Orda raised an eyebrow very slightly.
"He’s been on the road from his appanage," Orda said. "He’ll be at Karakorum before your tumen arrives if you’re maintaining standard march pace."
He paused.
"A few days after you, if you’ve been pushing."
"We’ve been pushing."
Orda looked at him for a moment.
"You’ve more ambitious plans that I know of." He reached for his cup again.
"The Jochid line needs to arrive at that gathering with a clear position, with no division and no ambiguity."
"That’s what I’ve been telling myself through all of this," Orda said. "The question I’ve been sitting with on the ride here is whether what you’re bringing to the assembly is what the reports describe or whether the reports have been flattering it."
He set the cup down and looked at Batu directly.

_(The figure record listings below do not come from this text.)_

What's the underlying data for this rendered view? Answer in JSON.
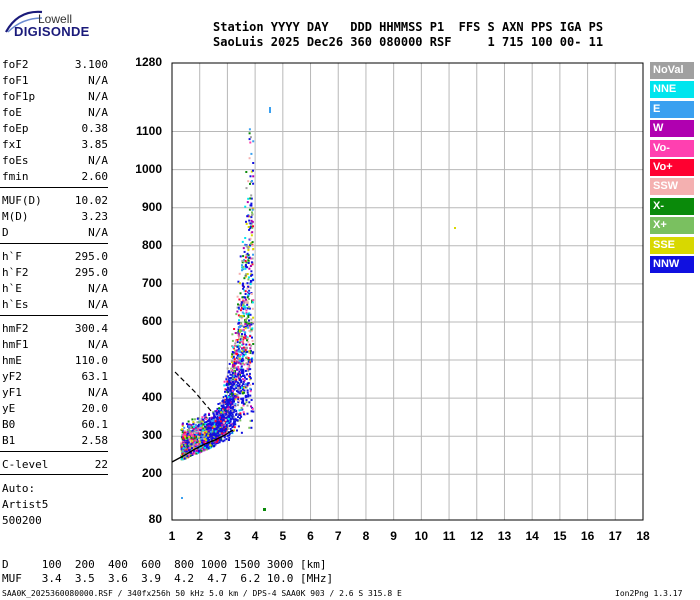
{
  "logo": {
    "top": "Lowell",
    "bottom": "DIGISONDE"
  },
  "header": {
    "line1": "Station YYYY DAY   DDD HHMMSS P1  FFS S AXN PPS IGA PS",
    "line2": "SaoLuis 2025 Dec26 360 080000 RSF     1 715 100 00- 11"
  },
  "params": [
    {
      "label": "foF2",
      "value": "3.100"
    },
    {
      "label": "foF1",
      "value": "N/A"
    },
    {
      "label": "foF1p",
      "value": "N/A"
    },
    {
      "label": "foE",
      "value": "N/A"
    },
    {
      "label": "foEp",
      "value": "0.38"
    },
    {
      "label": "fxI",
      "value": "3.85"
    },
    {
      "label": "foEs",
      "value": "N/A"
    },
    {
      "label": "fmin",
      "value": "2.60"
    },
    {
      "label": "MUF(D)",
      "value": "10.02"
    },
    {
      "label": "M(D)",
      "value": "3.23"
    },
    {
      "label": "D",
      "value": "N/A"
    },
    {
      "label": "h`F",
      "value": "295.0"
    },
    {
      "label": "h`F2",
      "value": "295.0"
    },
    {
      "label": "h`E",
      "value": "N/A"
    },
    {
      "label": "h`Es",
      "value": "N/A"
    },
    {
      "label": "hmF2",
      "value": "300.4"
    },
    {
      "label": "hmF1",
      "value": "N/A"
    },
    {
      "label": "hmE",
      "value": "110.0"
    },
    {
      "label": "yF2",
      "value": "63.1"
    },
    {
      "label": "yF1",
      "value": "N/A"
    },
    {
      "label": "yE",
      "value": "20.0"
    },
    {
      "label": "B0",
      "value": "60.1"
    },
    {
      "label": "B1",
      "value": "2.58"
    },
    {
      "label": "C-level",
      "value": "22"
    }
  ],
  "auto": {
    "line1": "Auto:",
    "line2": "Artist5",
    "line3": "500200"
  },
  "legend": [
    {
      "label": "NoVal",
      "color": "#a0a0a0"
    },
    {
      "label": "NNE",
      "color": "#00e5ee"
    },
    {
      "label": "E",
      "color": "#3aa0f0"
    },
    {
      "label": "W",
      "color": "#b000b0"
    },
    {
      "label": "Vo-",
      "color": "#ff40b0"
    },
    {
      "label": "Vo+",
      "color": "#ff0030"
    },
    {
      "label": "SSW",
      "color": "#f4b0b0"
    },
    {
      "label": "X-",
      "color": "#0a8a0a"
    },
    {
      "label": "X+",
      "color": "#7ac060"
    },
    {
      "label": "SSE",
      "color": "#d8d800"
    },
    {
      "label": "NNW",
      "color": "#1010e0"
    }
  ],
  "chart_data": {
    "type": "scatter",
    "x_ticks": [
      "1",
      "2",
      "3",
      "4",
      "5",
      "6",
      "7",
      "8",
      "9",
      "10",
      "11",
      "12",
      "13",
      "14",
      "15",
      "16",
      "17",
      "18"
    ],
    "y_ticks": [
      "80",
      "200",
      "300",
      "400",
      "500",
      "600",
      "700",
      "800",
      "900",
      "1000",
      "1100",
      "1280"
    ],
    "xlim": [
      1,
      18
    ],
    "ylim": [
      80,
      1280
    ],
    "grid": true
  },
  "muf_table": {
    "d_row": "D     100  200  400  600  800 1000 1500 3000 [km]",
    "muf_row": "MUF   3.4  3.5  3.6  3.9  4.2  4.7  6.2 10.0 [MHz]"
  },
  "footer": {
    "left": "SAA0K_2025360080000.RSF / 340fx256h 50 kHz 5.0 km / DPS-4 SAA0K 903 / 2.6 S 315.8 E",
    "right": "Ion2Png 1.3.17"
  }
}
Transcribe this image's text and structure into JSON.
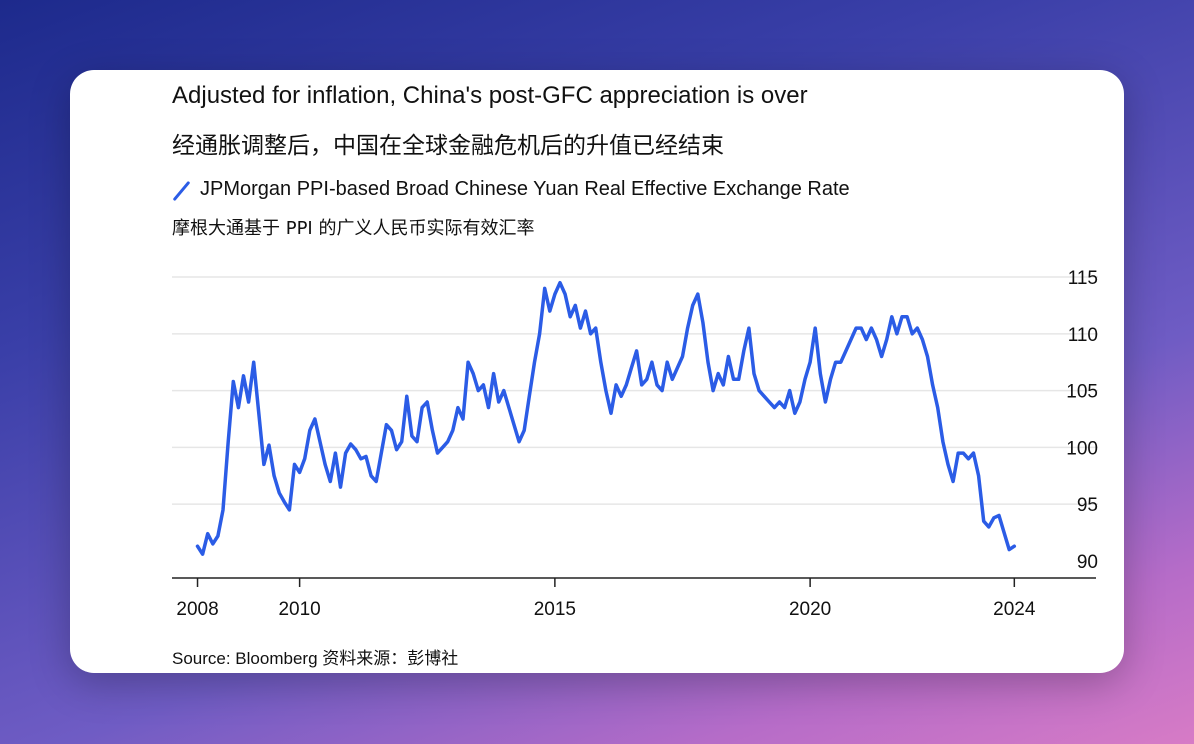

"So tell me what you’re actually bringing."
The space was silent.
Outside, the wind moved across the plateau grass in the low continuous sound that wind on open steppe always made, the sound every man in this meeting had grown up inside, home ground, the heartland, the place the Mongol world had come from and would return to.
"What I’m bringing," Batu said, "is a western territory with a permanent administrative apparatus, a three-tumen army of veterans under modernization, a capital site under construction, a tributary network running through the western steppes, and a supply route from Samarkand to the Volga terminus under contract."
He kept his voice even.
"What I’m also bringing is the only clear path to a western campaign that doesn’t stall immediately, because I’m the only man on the road capable to crush the European armies and their fortresses."
Orda was silent. He absorbed it fully before producing any response.
"And the faction," he said.
"That’s the conversation we’re having later," Batu said. "Now I want to know what you know about the princes that your eastern position gives you that mine doesn’t."
Orda looked at him for a long moment.
Then he refilled both cups and leaned back with the ease of a man who had come to a meeting expecting to make a decision and had found the decision easier than the ride there had suggested.
"Then we’ll need more food," he said. "Get comfortable."